Cris Cohen: I would classify your playing on most of these songs (on the album "Velvet Kiss, Lick of the Lime") as… it’s almost like your guitar work is kind of another backing vocal. There’s a harmony to it, a lyrical essence to it. It’s not just a show-off shred kind of thing, but more…
Michael Lockwood of Lions & Ghosts: There’s no more shredding now. [Laughs]
Cris Cohen: …but more layers of, again, it’s like a harmony. I’m curious, how did you develop that style? Where did that come from with you?
Michael Lockwood: That’s a great question. And I, obviously, have a lot of guitar player friends and we always sort of talk about guitar players and what we like about them and who influenced us. And I’ve always been the guy that says, “Listen. There’s no vocals happening. There has to be an event. But I don’t think it needs to be a shredded event. I want it to be lyrical and melodic. I want it to be something that sets up something that’s about to happen or an answer to something that just went by.”

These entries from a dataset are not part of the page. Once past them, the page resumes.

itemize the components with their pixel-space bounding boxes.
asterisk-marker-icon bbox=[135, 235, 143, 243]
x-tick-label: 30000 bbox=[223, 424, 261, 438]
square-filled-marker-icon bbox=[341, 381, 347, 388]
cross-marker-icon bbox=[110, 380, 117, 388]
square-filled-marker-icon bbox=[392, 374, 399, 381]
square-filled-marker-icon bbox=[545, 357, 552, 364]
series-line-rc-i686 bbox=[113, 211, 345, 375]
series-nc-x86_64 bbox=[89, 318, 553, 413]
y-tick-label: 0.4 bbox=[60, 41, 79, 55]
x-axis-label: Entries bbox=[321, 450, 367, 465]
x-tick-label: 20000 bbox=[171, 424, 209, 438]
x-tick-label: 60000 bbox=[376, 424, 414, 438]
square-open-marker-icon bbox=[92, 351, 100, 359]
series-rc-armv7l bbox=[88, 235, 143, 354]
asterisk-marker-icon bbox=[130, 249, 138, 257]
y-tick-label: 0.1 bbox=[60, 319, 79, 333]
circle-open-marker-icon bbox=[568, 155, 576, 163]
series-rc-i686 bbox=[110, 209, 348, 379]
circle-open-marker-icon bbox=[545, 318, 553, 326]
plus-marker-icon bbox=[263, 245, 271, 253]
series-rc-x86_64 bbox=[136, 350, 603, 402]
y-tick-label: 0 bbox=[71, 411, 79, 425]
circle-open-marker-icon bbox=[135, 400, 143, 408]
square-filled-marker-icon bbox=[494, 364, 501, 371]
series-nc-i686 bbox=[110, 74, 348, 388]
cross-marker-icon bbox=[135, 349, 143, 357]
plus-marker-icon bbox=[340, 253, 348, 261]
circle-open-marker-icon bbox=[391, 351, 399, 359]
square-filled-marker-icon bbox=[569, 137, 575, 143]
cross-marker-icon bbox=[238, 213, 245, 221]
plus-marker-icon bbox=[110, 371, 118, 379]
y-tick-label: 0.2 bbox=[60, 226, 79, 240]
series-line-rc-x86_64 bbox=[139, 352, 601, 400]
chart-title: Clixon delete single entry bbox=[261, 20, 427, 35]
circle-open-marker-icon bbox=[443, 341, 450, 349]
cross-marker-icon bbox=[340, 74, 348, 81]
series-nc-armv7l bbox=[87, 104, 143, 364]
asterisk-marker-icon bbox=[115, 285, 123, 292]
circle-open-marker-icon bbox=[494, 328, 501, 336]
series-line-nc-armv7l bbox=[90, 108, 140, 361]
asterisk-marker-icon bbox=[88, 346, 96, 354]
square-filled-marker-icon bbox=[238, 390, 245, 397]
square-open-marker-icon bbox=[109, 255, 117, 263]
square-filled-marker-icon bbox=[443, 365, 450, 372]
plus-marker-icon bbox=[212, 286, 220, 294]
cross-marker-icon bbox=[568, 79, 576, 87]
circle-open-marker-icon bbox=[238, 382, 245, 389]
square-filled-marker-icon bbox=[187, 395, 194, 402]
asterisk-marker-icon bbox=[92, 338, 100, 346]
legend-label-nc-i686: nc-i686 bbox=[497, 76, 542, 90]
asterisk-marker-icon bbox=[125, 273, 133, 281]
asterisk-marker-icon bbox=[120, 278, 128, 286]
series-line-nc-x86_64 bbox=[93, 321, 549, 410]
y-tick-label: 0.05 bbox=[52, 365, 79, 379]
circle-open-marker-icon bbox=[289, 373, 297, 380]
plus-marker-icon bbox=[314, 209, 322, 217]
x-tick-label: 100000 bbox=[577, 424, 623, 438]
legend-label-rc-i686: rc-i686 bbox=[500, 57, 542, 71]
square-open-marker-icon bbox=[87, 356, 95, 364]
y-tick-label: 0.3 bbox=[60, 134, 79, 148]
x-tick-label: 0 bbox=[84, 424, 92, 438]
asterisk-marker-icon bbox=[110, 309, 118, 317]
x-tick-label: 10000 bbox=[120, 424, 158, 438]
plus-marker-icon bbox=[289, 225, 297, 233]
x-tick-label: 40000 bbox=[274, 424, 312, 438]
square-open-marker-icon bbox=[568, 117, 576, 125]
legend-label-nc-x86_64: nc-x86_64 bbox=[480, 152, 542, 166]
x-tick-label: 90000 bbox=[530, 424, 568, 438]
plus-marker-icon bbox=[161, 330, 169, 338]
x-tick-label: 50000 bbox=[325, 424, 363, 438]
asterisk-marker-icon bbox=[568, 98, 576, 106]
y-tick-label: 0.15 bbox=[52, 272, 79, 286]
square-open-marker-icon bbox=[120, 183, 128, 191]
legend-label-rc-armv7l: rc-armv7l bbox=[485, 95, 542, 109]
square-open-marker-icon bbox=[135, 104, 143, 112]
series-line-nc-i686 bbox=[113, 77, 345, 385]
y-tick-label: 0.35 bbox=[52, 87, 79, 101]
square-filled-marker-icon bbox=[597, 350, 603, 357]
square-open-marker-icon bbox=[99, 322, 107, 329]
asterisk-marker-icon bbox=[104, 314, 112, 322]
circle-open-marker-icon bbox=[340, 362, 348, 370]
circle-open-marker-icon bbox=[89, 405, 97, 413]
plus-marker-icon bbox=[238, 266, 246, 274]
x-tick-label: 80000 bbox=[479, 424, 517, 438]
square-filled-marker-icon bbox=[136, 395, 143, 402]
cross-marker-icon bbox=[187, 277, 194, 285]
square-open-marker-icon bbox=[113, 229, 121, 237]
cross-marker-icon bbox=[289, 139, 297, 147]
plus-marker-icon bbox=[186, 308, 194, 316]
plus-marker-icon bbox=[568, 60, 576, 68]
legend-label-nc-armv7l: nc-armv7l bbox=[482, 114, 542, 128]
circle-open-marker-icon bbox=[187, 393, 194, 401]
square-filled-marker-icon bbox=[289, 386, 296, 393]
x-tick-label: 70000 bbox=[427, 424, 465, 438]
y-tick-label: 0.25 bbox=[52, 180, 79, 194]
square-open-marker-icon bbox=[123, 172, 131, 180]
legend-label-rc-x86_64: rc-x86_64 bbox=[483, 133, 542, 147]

And it’s the way that I think if I’m playing bass or if I’m playing keyboard or anything. That’s my first thought, “What serves this song? What serves this singer? Do I mimic the melody of the chorus on my solo?”
I don’t know where I got that from. I grew up listening to the Beatles. That was sort of my first big musical influence. Clearly, those guys are great crafters of arrangement and ideas and little things that orchestrate their music. So, probably some of it’s that. And a lot of the guitar players I listen to and grew up listening to, like James Honeyman-Scott from The Pretenders… Even Jimmy Page is a parts player. I know that he’s a shredder too, but he’s really an orchestrator of parts. And I really enjoy that when I’m working on music.